More than 80 people gathered at the Gutman Library on Saturday to participate in Harvard’s first THATCamp, a free-form “unconvention” designed to inspire fresh conversation and ideas about the developing tide of digital humanities.

“This is a moment for Harvard to say that the digital humanities are important,” said Odile Harter, an organizer of the event and a research librarian. “I’m hoping that people will leave having made some progress, having been inspired, supported, encouraged, and helped in some way toward whatever they are working on.”

THATCamp is an acronym for “The Humanities and Technology Camp.” The event was characterized more by what it was not than by what it was. It was not a conference, symposium, or convention with a full complement of lectures, papers, and PowerPoint presentations. It was a gathering where everyone was a participant in spontaneous discussion.

Participants voted on what they wanted to discuss and then gathered to talk. When the day was done, the hope was that participants would leave inspired, more educated, and with an expanded network of people to help advance their projects.

THATCamps have taken place in the Boston area, across the country, and around the world. The concept was developed in 2008 at the Center for History and New Media at George Mason University in Fairfax, Va., to bring humanities professionals and technologists together to jump-start the use of digital media and computing in the research and teaching of humanities.

Martin Schreiner, an organizer of the local camp and the head of the Harvard Libraries maps, media, data, and government information department, said the dynamic of humanities research is steadily changing. New technology and the Internet are creating ways to conduct and present research for students and scholars alike.

????From my perspective, the way people do research now is with databases that can be searched across the continent,” he said. “The old idea of sitting in a carrel and going into the library stacks — you can’t work that way anymore because people have to work together. Everything is very interdisciplinary.”

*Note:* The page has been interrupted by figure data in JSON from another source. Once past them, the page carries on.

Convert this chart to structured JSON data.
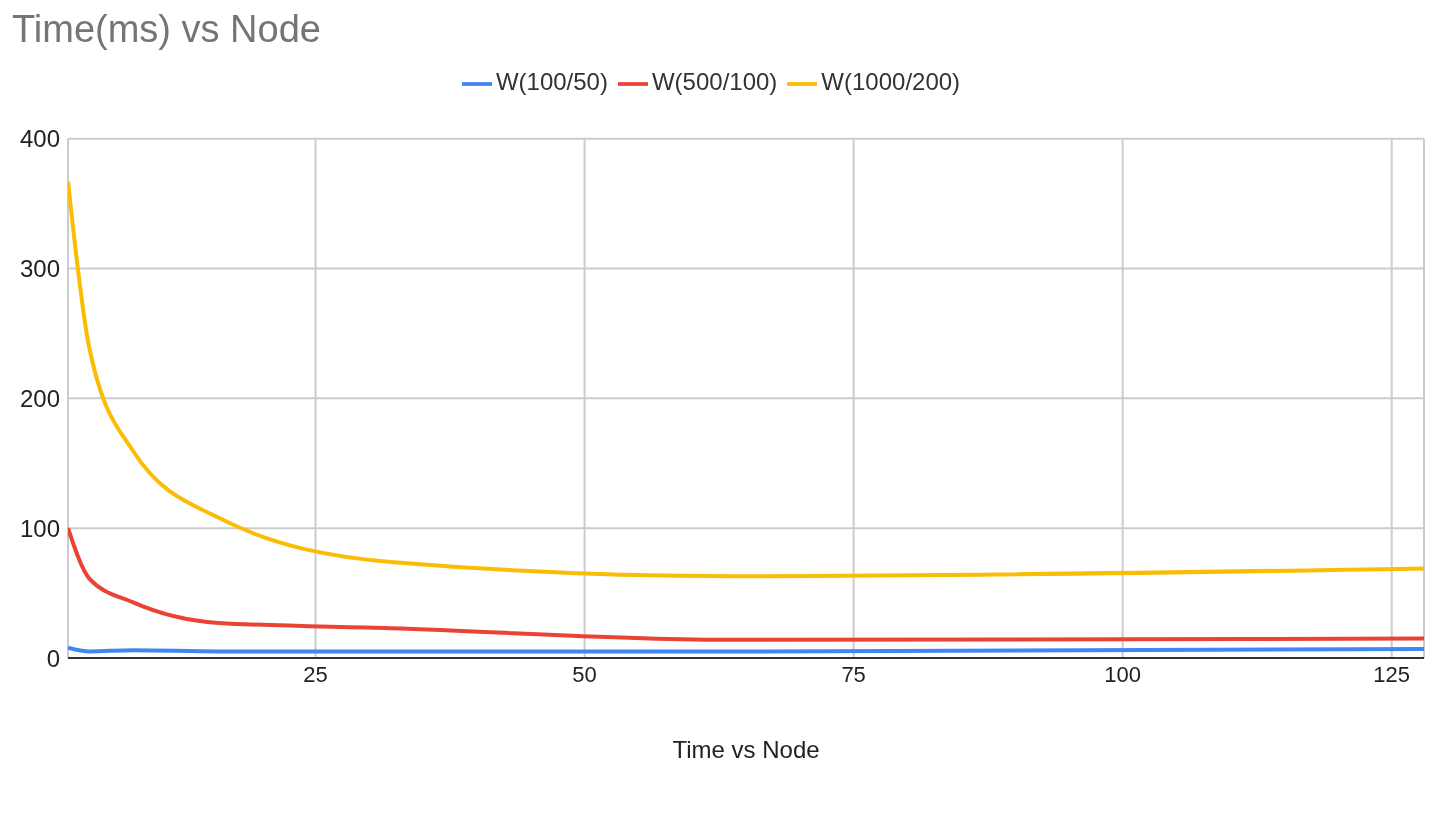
{
  "chart_data": {
    "type": "line",
    "title": "Time(ms) vs Node",
    "xlabel": "Time vs Node",
    "x": [
      2,
      4,
      8,
      16,
      32,
      64,
      128
    ],
    "series": [
      {
        "name": "W(100/50)",
        "color": "#4285f4",
        "values": [
          8,
          5,
          6,
          5,
          5,
          5,
          7
        ]
      },
      {
        "name": "W(500/100)",
        "color": "#ea4335",
        "values": [
          100,
          61,
          43,
          27,
          23,
          14,
          15
        ]
      },
      {
        "name": "W(1000/200)",
        "color": "#fbbc04",
        "values": [
          367,
          238,
          160,
          108,
          74,
          63,
          69
        ]
      }
    ],
    "xlim": [
      2,
      128
    ],
    "xticks": [
      25,
      50,
      75,
      100,
      125
    ],
    "ylim": [
      0,
      400
    ],
    "yticks": [
      0,
      100,
      200,
      300,
      400
    ],
    "grid": true,
    "legend": "top",
    "marker": "none",
    "line_style": "solid"
  }
}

More than 80 people gathered at the Gutman Library on Saturday to participate in Harvard’s first THATCamp, a free-form “unconvention” designed to inspire fresh conversation and ideas about the developing tide of digital humanities.

P.J. Neal is entering the final year of his graduate work at the Harvard Extension School. His thesis deals with the relationship between Harvard and the military during World War II. He came to THATCamp looking for ideas about how to present his research using digital media.

“We have such great materials in the Harvard Libraries, such great materials in the Harvard Crimson, and I’d like to create an online tool that makes those materials come alive,” he said. “I understand technology, I’m comfortable with it, and I’m comfortable with partnering with people who know how to do it.”

Kelly Fitzpatrick, a graduate student at Simmons College, was introduced to digital humanities while working on her undergraduate thesis at Hampshire College. She created a website of digitized photos and print media from World War I. She then used an interface to deconstruct and analyze the material around the theme of her research.

“In the past two years, I feel that digital humanities has really taken off as a thing that people are recognizing as unique,” Fitzpatrick said.

There were a dozen sessions Saturday that included discussions about building collaborations, introducing digital media to students and educators, improving accessibility and usability of digital archives, the use of digital media in academic storytelling, and the use of maps and geographic data.

But a question underlying many of the sessions was the acceptability of digital humanities as scholarly work.

“We have come a long way in developing our own tools and digitalizing information,” said Douglas Seefeldt, a fellow at the Charles Warren Center for Studies in American History. “But we have a long way to go to find platforms that are recognized as peer-reviewed, scholarly communications platforms such as journals and books.”

THATCamp at Harvard was sponsored by Research Computing for the Arts and Humanities, the Harvard College Library, the Harvard Graduate School of Education, the Harvard Library, and the Northeast Regional Computing Group, and organized by the Digital Futures Consortium at Harvard.